Hundreds of thousands of people can be infected annually by animals carrying the coronavirus related to the one that causes Covid-19 in China and Southeast Asia, according to a study emphasizing the ongoing pandemic threat of spillover events.
An average of 400,000 of these infections occur each year, most are unrecognized because they cause mild symptoms or no symptoms and are not easily transmitted between people, researchers from the EcoHealth Alliance and the Singapore Duke-NUS School of Medicine said in a study. released Thursday before peer review. and publication. Still, each overflow represents an opportunity for viral adaptation that could lead to a Covid-like outbreak.
The question of where and how the virus that causes Covid emerged has become particularly contentious, with some leaders blaming a hypothetical leak from a laboratory in Wuhan, China that studies pathogens. The new research, supported by the U.S. National Institute of Allergy and Infectious Diseases, is based on evidence that bats are the primary host animals for viruses like SARS-CoV-2 and that people living nearby of their shelters are especially vulnerable.
“This is probably the first attempt to estimate how often people are infected with SARS-related bat coronaviruses,” said Edward Holmes, an evolutionary biologist at the University of Sydney who was not involved in the research. Humans are continually exposed to bat coronaviruses, he said. “Given the right circumstances, one of them could eventually cause a disease outbreak.”
Nearly two dozen species of bats that can be infected by coronavirus inhabit an area of Asia more than six times the size of Texas, and southern China and parts of Myanmar, Laos, Vietnam, and Indonesia are considered the riskiest of the contagion. Peter Daszak and his colleagues at the New York-based EcoHealth Alliance used bat distribution models and ecological and epidemiological data to estimate the risk of exposure to SARS-related coronaviruses and the rate of unreported human-bat infections. in China, South Asia and Southeast Asia.
“If you can stop this at the level of individual infections, you have a much higher chance of stopping the next pandemic,” Daszak said Tuesday in a Zoom interview.
The approach provides a proof of concept for a systematic risk assessment of wildlife overflow events to humans and a strategy to identify key geographic areas that can be prioritized for targeted wildlife, livestock and human surveillance, the researchers said.
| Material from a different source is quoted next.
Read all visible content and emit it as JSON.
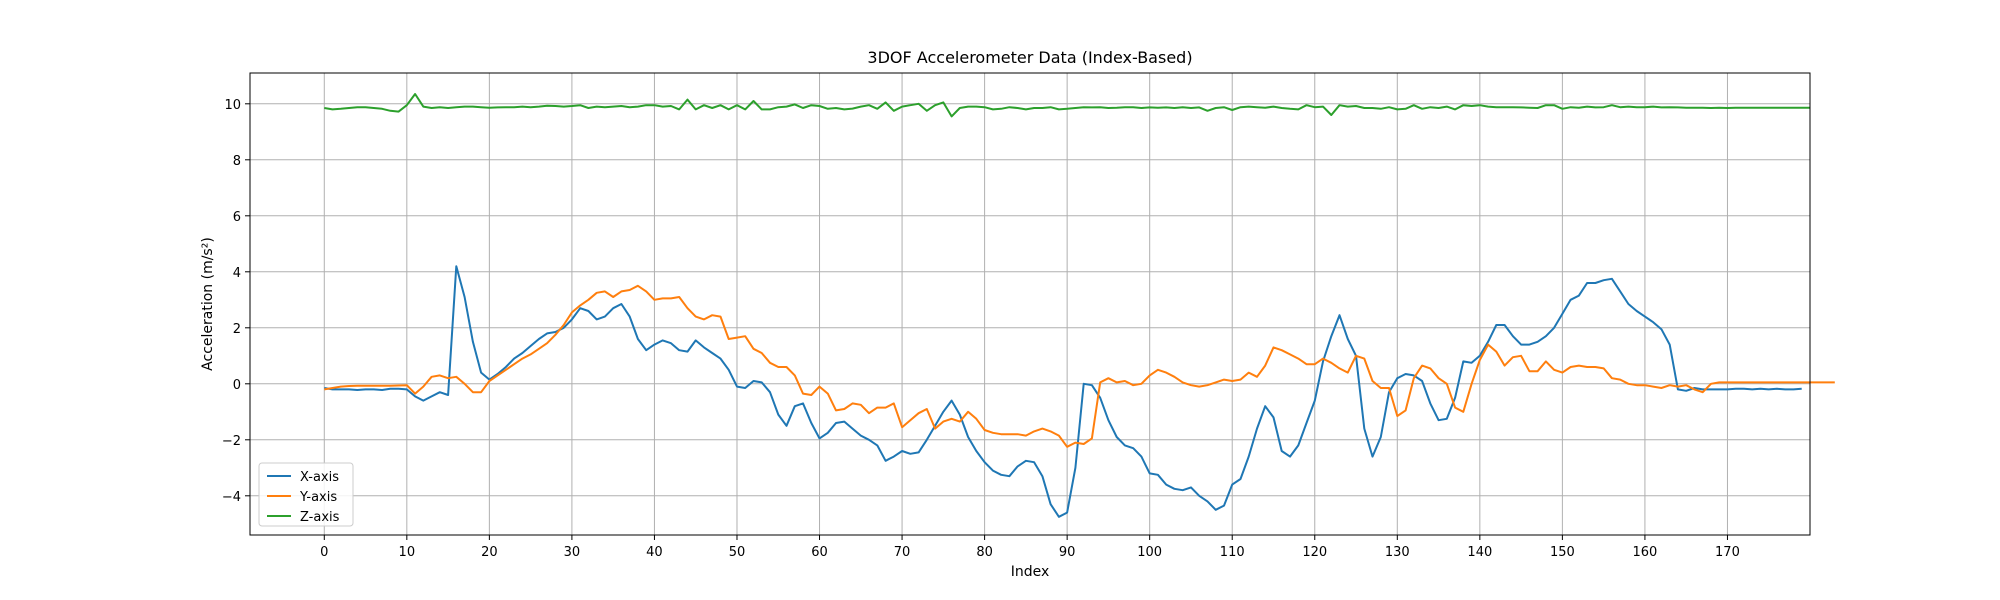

Given the challenges of identifying the origins of Covid-19 and the pathways by which SARS-CoV-2 spread to people, this approach may also aid efforts to identify the geographic sites where the flooding first occurred. ”They said in the study.
Almost two years since Covid began infecting people in the central Chinese city of Wuhan, scientists have yet to determine the genesis of the pandemic. Daszak, who supports the wildlife source theory, has been criticized for collaborating in research funded by the National Institutes of Health at the Wuhan Institute of Virology on laboratory studies that some scientists say may have led to the creation of a parent virus.
No evidence has emerged to support the theory of laboratory leaks. Last month, the US intelligence community ruled out the possibility of China developing SARS-CoV-2 as a biological weapon, but no consensus was reached on its origin.
Daszak’s study estimated that a median of 50,000 bat-to-human overflow events occur annually in Southeast Asia and said the number could run into the millions.
That makes the risk of exposure to animal viruses in the wild “much, much greater than any possible exposure in a laboratory,” Holmes said. “And this is just bats. The risk of exposure is even greater when all possible ‘intermediate’ animal species are taken into account ”.
These include minks, civets, raccoon dogs, and other mammals commonly cultivated and traded for food and fur in Asia, according to the research. He said 14 million people were employed in wildlife farming in China alone in 2016, an industry worth $ 77 billion a year.
In Asia, about 478 million people live in an area inhabited by bats carrying the coronavirus, which covers most of Laos, Cambodia, Thailand, Vietnam, Nepal, Bhutan, Peninsular Malaysia, Myanmar, southeast China and the islands. western Indonesia. Hunting, trading, farming and consuming wildlife are common in this region, increasing the risk of exposure to bat-borne viruses, Daszak said.
Wildlife sampling in China has been much more intense than in neighboring countries, many of which are experiencing “dynamic social and environmental changes” known to increase the risk of flood events, Daszak and his colleagues said at the study.
“It’s not about finding viruses and saying ‘this country is high risk for the rest of the world,'” Daszak said. “It’s about finding communities within countries that are at risk and trying to prevent them from becoming infected by helping people in those communities reduce threats to public health.”